We don’t even know what myths, in the deeper sense of the word, are anymore. (Slater favorably quotes a student defining a myth as “a bizarre story that can change the way a person acts.”)
An archetype is even harder to define. The dictionary defines archetype as “the original pattern or model; prototype.”
In terms of Jung, “archetypal ideas and patterns reside within the collective unconscious, which is a blueprint inherent in every individual, as opposed to the personal unconscious, which contains a single individual’s repressed ideas, desires and memories as described by Freud.”
Jung, and a latter-day Jungian, James Hillman, who initiated “archetypal psychology” in the early 1970’s, felt that the “rise of depth psychology occurs against a background of religious decline, more pointedly the decline of symbolic and ritual life.”
Myths, rituals and traditions have lost not only their meaning, but also their recoverability as foundational aspects of the human psyche.
And there’s the rub for potential Homo sapiens (‘wise humans’) in our age. For good but mostly for ill at this point, human consciousness is being digitized.
What we face, as individuals and a species, is a crisis of symbolic thought itself, the foundation, in one mythological and linguistic form or another, upon which human consciousness has been built for tens of thousands of years.
That means the human crisis goes far deeper than even depth psychologists realize. It’s not a crisis of myth, or narrative, or archetype, but of human consciousness itself.
It also means an adequate response to the crisis of consciousness cannot occur within any conceptual framework, however all-encompassing it may appear to be.
Hillman maintained, “Civilization requires a hero myth, and in fact is built on that myth.” He felt that “the hero who serves the gods founds civilization.” As much as that resonates with what civilization used to be, it is as alien to our post-modern ears as ancient Greek.
Archetypal psychologists carry this idea to its logical and desiccated end, saying not just that present-day Odysseans will mend present-day Ithacas upon their return from the underworld, but proclaim “myth as hero.”
The trouble with speaking of gods in solely mythical and metaphorical terms is that it fails to perceive the impetus of the archetype itself. In the digital age, human beings can and must begin growing into gods, and I don’t mean by merging with AGI, which will be the end of humanity.
The gods, to whatever degree they actually exist in corporeal or incorporeal form, were once human beings. They grew into gods not only by transcending ego, but by dying to images, myths and symbols, and merging with the consciousness of the cosmos itself.
If we observe the movement of thought and emotion at a deeper level, we see that there is no such thing as “individual consciousness,” and that the movement of thought itself ends, falls silent, in complete, undirected attention.

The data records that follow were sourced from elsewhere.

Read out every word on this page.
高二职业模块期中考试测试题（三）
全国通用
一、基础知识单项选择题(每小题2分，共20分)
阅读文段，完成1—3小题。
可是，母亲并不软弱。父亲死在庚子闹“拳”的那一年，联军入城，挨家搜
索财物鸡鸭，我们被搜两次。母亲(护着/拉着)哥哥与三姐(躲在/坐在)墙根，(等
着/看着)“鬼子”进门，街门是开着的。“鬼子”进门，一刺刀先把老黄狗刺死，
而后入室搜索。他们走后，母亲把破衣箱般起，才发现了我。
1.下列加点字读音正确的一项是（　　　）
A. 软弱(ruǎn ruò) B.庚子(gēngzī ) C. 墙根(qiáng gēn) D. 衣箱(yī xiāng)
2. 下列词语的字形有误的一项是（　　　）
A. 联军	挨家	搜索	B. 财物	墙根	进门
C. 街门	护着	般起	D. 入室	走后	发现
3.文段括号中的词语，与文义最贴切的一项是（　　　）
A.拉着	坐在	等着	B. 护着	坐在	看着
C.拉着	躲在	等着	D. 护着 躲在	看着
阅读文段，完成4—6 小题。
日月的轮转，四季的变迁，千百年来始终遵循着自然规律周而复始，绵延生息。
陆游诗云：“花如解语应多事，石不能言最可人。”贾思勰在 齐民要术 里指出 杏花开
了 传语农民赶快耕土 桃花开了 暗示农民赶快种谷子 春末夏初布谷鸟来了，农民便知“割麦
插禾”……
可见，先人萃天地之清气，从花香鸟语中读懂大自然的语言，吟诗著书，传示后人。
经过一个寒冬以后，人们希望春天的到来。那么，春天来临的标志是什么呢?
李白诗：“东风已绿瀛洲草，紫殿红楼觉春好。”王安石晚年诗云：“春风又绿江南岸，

Even so, at some point in the near future, all this ‘individual’ work, which often lacks the urgency our self-made situation on this planet requires, will cease to matter for our age.
We need to act as though this is the last juncture at which humankind can change course, because we can’t know when it’s too late until it is. (Though many, in numbing comfort, believe it already is.)
We’re witnessing, at man’s hands, the collapse of the polar ice sheets and of the biodiversity of animals and plants on the earth. Humans are the species that stepped out of the embrace of ecological niche in nature and are fragmenting the earth all to hell.
That pressing reality presents the deepest philosophical, spiritual and psychological questions. How could the earth’s only sentient, potentially sapient species come to this pass?
Whatever insights one may have in response to that question, living generations are faced with the tremendous responsibility of radically changing.